Starbound is going to be big. That’s a claim that can be made with some confidence: the game sits near the top of the Steam chart following its release under the Early Access programme. It is a descendent of Minecraft – via, pointedly, Terraria – that shares all of its predecessors’ capacity for viral success. Players mine blocks, go on adventures, and build things: only here they do it in space, across randomly generated worlds. The randomisation of planets and moons is the key to Starbound’s potential. Where its predecessors relied on Earth-analogue biomes to give each world variety, Starbound includes all of these in dozens of alien variants that dramatically alter the profile of each new territory you lay claim to.
At the beginning of the game, your character’s ship runs out of fuel above an uncharted world. This could be a hostile desert planet with long, freezing nights that force you to build a shelter and huddle close to a fire, or a bizarre alien forest where pulsating brains drip from ‘trees’ made of fleshy vines. You could end up on a perfectly temperate forest moon that has already been settled, giving you ready access to shops and shelter – if you don’t cause any trouble.
As in Minecraft or Terraria, your progress is measured in the types of materials you’re gathering and how far up the tech tree you’ve managed to climb. All planets will include minerals like iron, copper, silver and gold in some proportion – but how much, and how difficult they are to extract, varies hugely. Likewise, the diverse colour scheme of planets furnishes you with a much greater range of building materials than you would otherwise have. You might, for example, take a trip to a desert planet to stock up on the sandstone you need to build a ziggurat on a barren moon.

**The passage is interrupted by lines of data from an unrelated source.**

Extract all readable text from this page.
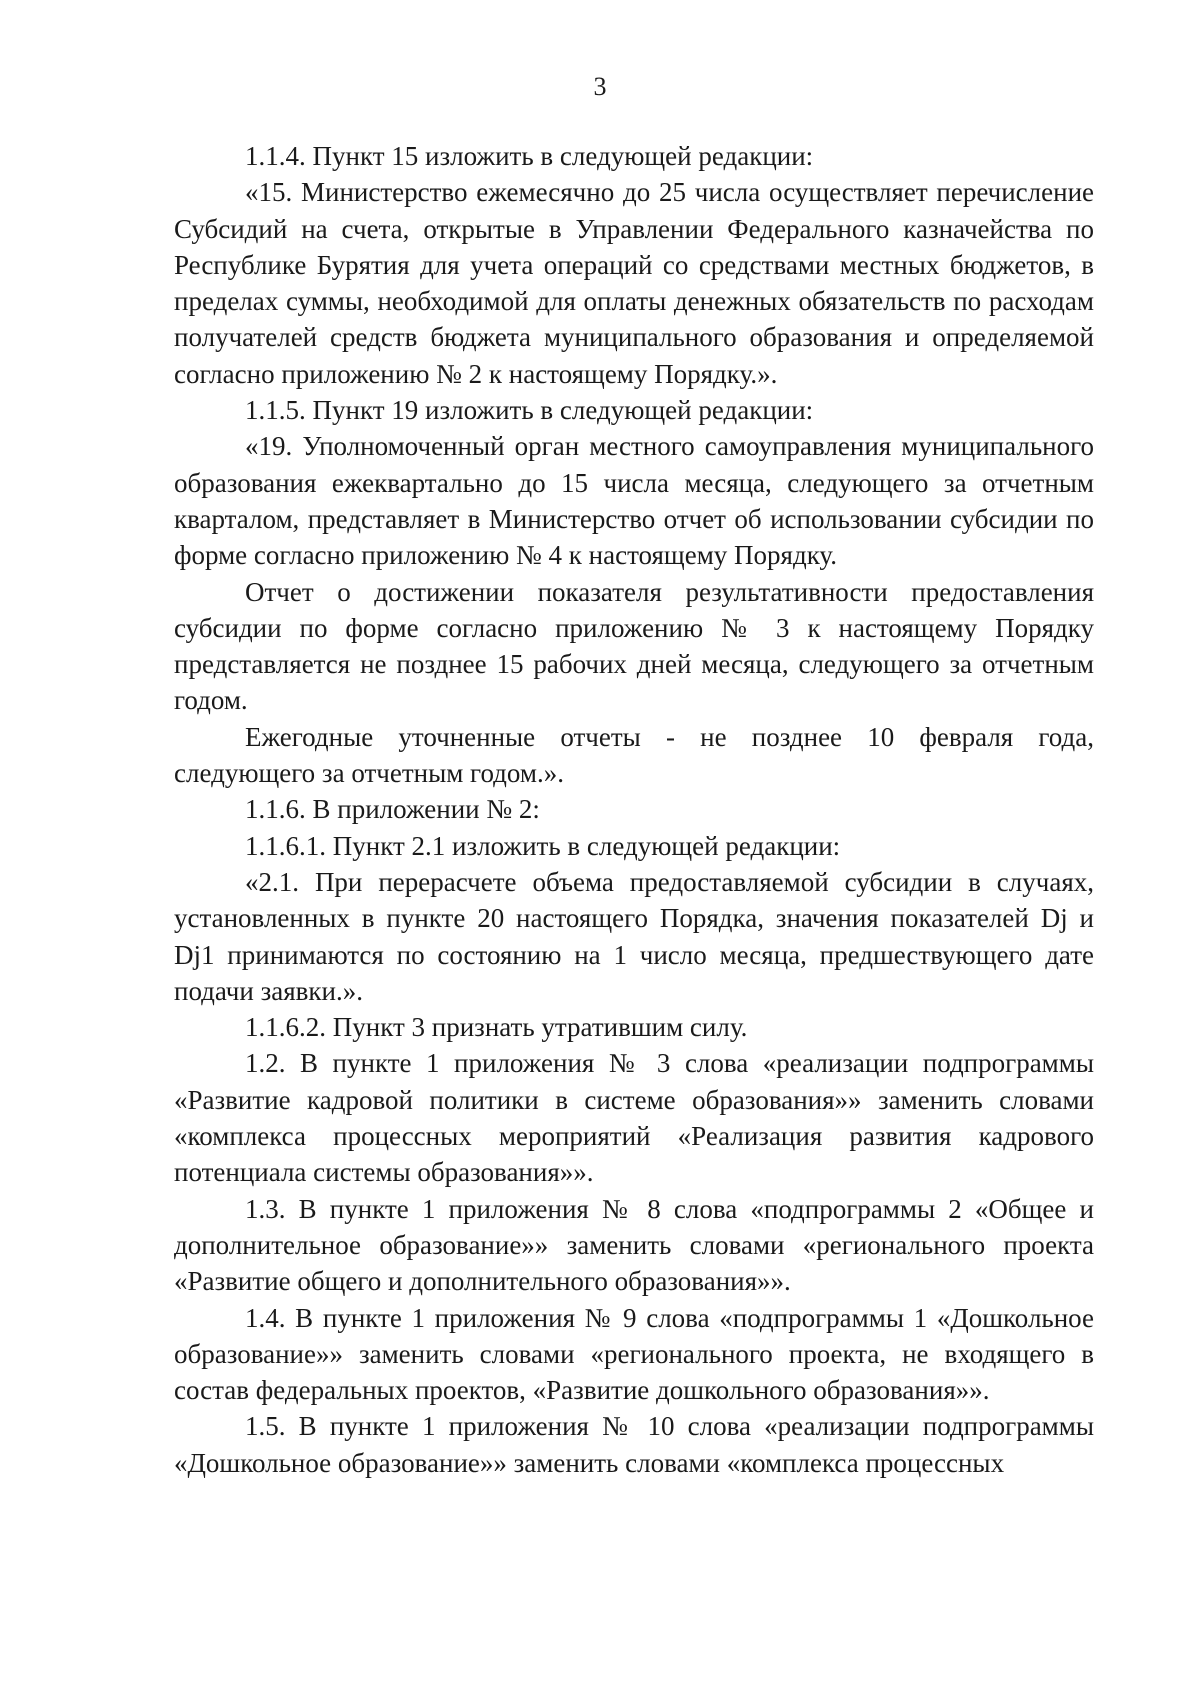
3

1.1.4. Пункт 15 изложить в следующей редакции:

«15. Министерство ежемесячно до 25 числа осуществляет перечисление Субсидий на счета, открытые в Управлении Федерального казначейства по Республике Бурятия для учета операций со средствами местных бюджетов, в пределах суммы, необходимой для оплаты денежных обязательств по расходам получателей средств бюджета муниципального образования и определяемой согласно приложению № 2 к настоящему Порядку.».

1.1.5. Пункт 19 изложить в следующей редакции:

«19. Уполномоченный орган местного самоуправления муниципального образования ежеквартально до 15 числа месяца, следующего за отчетным кварталом, представляет в Министерство отчет об использовании субсидии по форме согласно приложению № 4 к настоящему Порядку.

Отчет о достижении показателя результативности предоставления субсидии по форме согласно приложению № 3 к настоящему Порядку представляется не позднее 15 рабочих дней месяца, следующего за отчетным годом.

Ежегодные уточненные отчеты - не позднее 10 февраля года, следующего за отчетным годом.».

1.1.6. В приложении № 2:

1.1.6.1. Пункт 2.1 изложить в следующей редакции:

«2.1. При перерасчете объема предоставляемой субсидии в случаях, установленных в пункте 20 настоящего Порядка, значения показателей Dj и Dj1 принимаются по состоянию на 1 число месяца, предшествующего дате подачи заявки.».

1.1.6.2. Пункт 3 признать утратившим силу.

1.2. В пункте 1 приложения № 3 слова «реализации подпрограммы «Развитие кадровой политики в системе образования»» заменить словами «комплекса процессных мероприятий «Реализация развития кадрового потенциала системы образования»».

1.3. В пункте 1 приложения № 8 слова «подпрограммы 2 «Общее и дополнительное образование»» заменить словами «регионального проекта «Развитие общего и дополнительного образования»».

1.4. В пункте 1 приложения № 9 слова «подпрограммы 1 «Дошкольное образование»» заменить словами «регионального проекта, не входящего в состав федеральных проектов, «Развитие дошкольного образования»».

1.5. В пункте 1 приложения № 10 слова «реализации подпрограммы «Дошкольное образование»» заменить словами «комплекса процессных
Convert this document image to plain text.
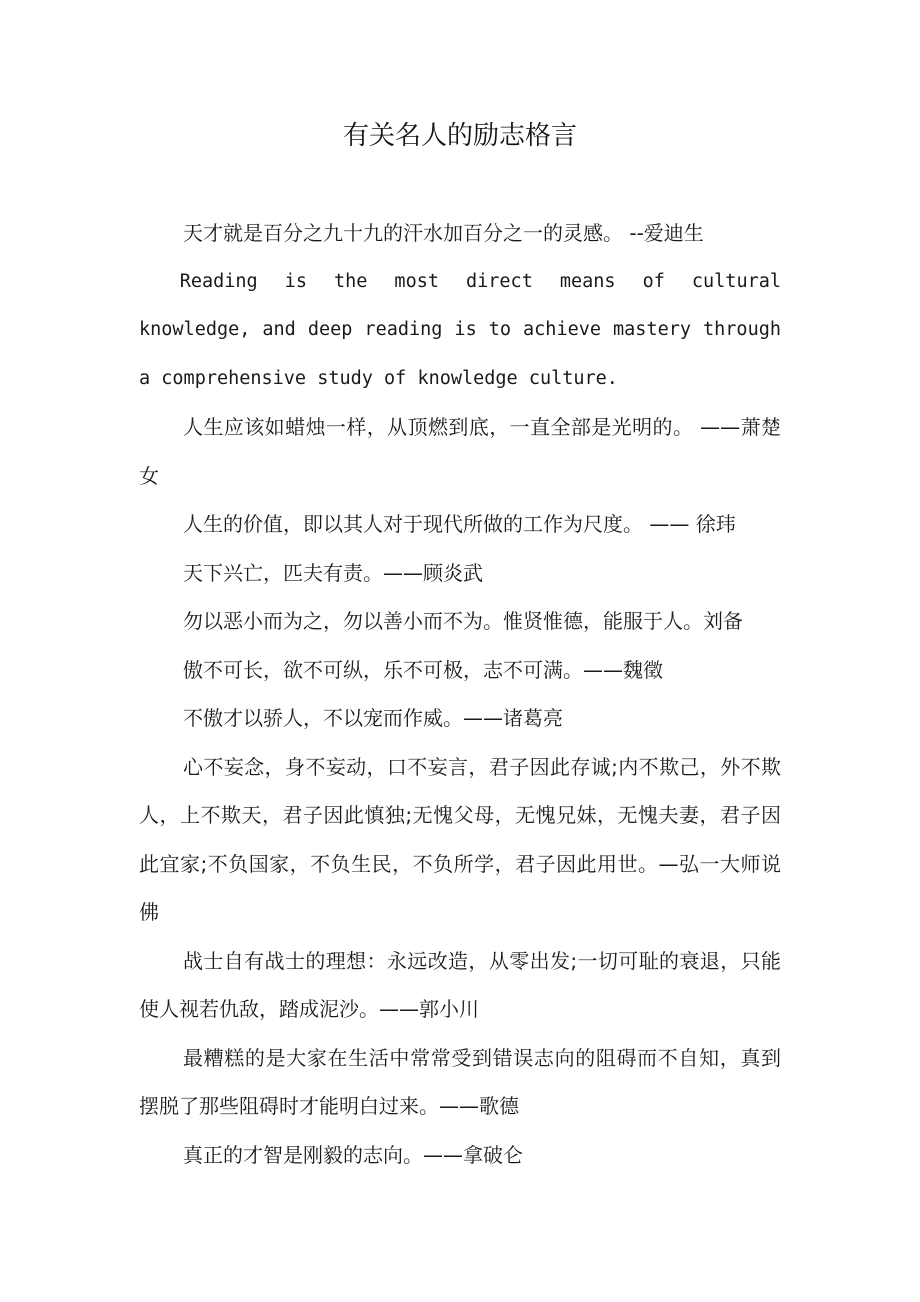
有关名人的励志格言

天才就是百分之九十九的汗水加百分之一的灵感。 --爱迪生

Reading is the most direct means of cultural knowledge, and deep reading is to achieve mastery through a comprehensive study of knowledge culture.

人生应该如蜡烛一样，从顶燃到底，一直全部是光明的。 ——萧楚女

人生的价值，即以其人对于现代所做的工作为尺度。 —— 徐玮

天下兴亡，匹夫有责。——顾炎武

勿以恶小而为之，勿以善小而不为。惟贤惟德，能服于人。刘备

傲不可长，欲不可纵，乐不可极，志不可满。——魏徵

不傲才以骄人，不以宠而作威。——诸葛亮

心不妄念，身不妄动，口不妄言，君子因此存诚;内不欺己，外不欺人，上不欺天，君子因此慎独;无愧父母，无愧兄妹，无愧夫妻，君子因此宜家;不负国家，不负生民，不负所学，君子因此用世。—弘一大师说佛

战士自有战士的理想：永远改造，从零出发;一切可耻的衰退，只能使人视若仇敌，踏成泥沙。——郭小川

最糟糕的是大家在生活中常常受到错误志向的阻碍而不自知，真到摆脱了那些阻碍时才能明白过来。——歌德

真正的才智是刚毅的志向。——拿破仑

The random generation of planets includes just enough reality to give this 16bit-styled game surprising fidelity. The colour of light is determined by the hue of the nearest star, and if you look at the night sky you’ll see nearby planets in the distance. Then there are factors like temperature and atmosphere that might require you to build special equipment before settling a new world. Randomisation extends to fauna, too: monsters are procedurally generated based on the biome of the world they inhabit, and can be docile or deadly. Learning which animals are safe to hunt for food and which need to be avoided is key.
Your progress is guided by a quest system that indicates the next key item you need to build to progress. At specific points you progress onto the next ‘tier’, granting access to new areas of space and sometimes triggering boss battles or other encounters.
If there’s a weakness to this randomisation, it’s that the game can sometimes fail to cohere visually. Individual sprites are for the most part attractive and well-designed, and the number of detailed animations is surprising for a game of Starbound’s scope. But that won’t stop bright-yellow acid-spitting birds from roaming the green skies of a planet covered in dense pink roses. This occasional incoherence, though, is part of Starbound’s charm – it’s not the game itself that is garish, but the world you’ve discovered. It’s another experience to share.
The game is already substantial in its beta form, and the draw of the next planet is powerful. The developers claim that there are more than 12 quadrillion potential planets to discover. That’s why it’s easy to say that Starbound will be big: it already is.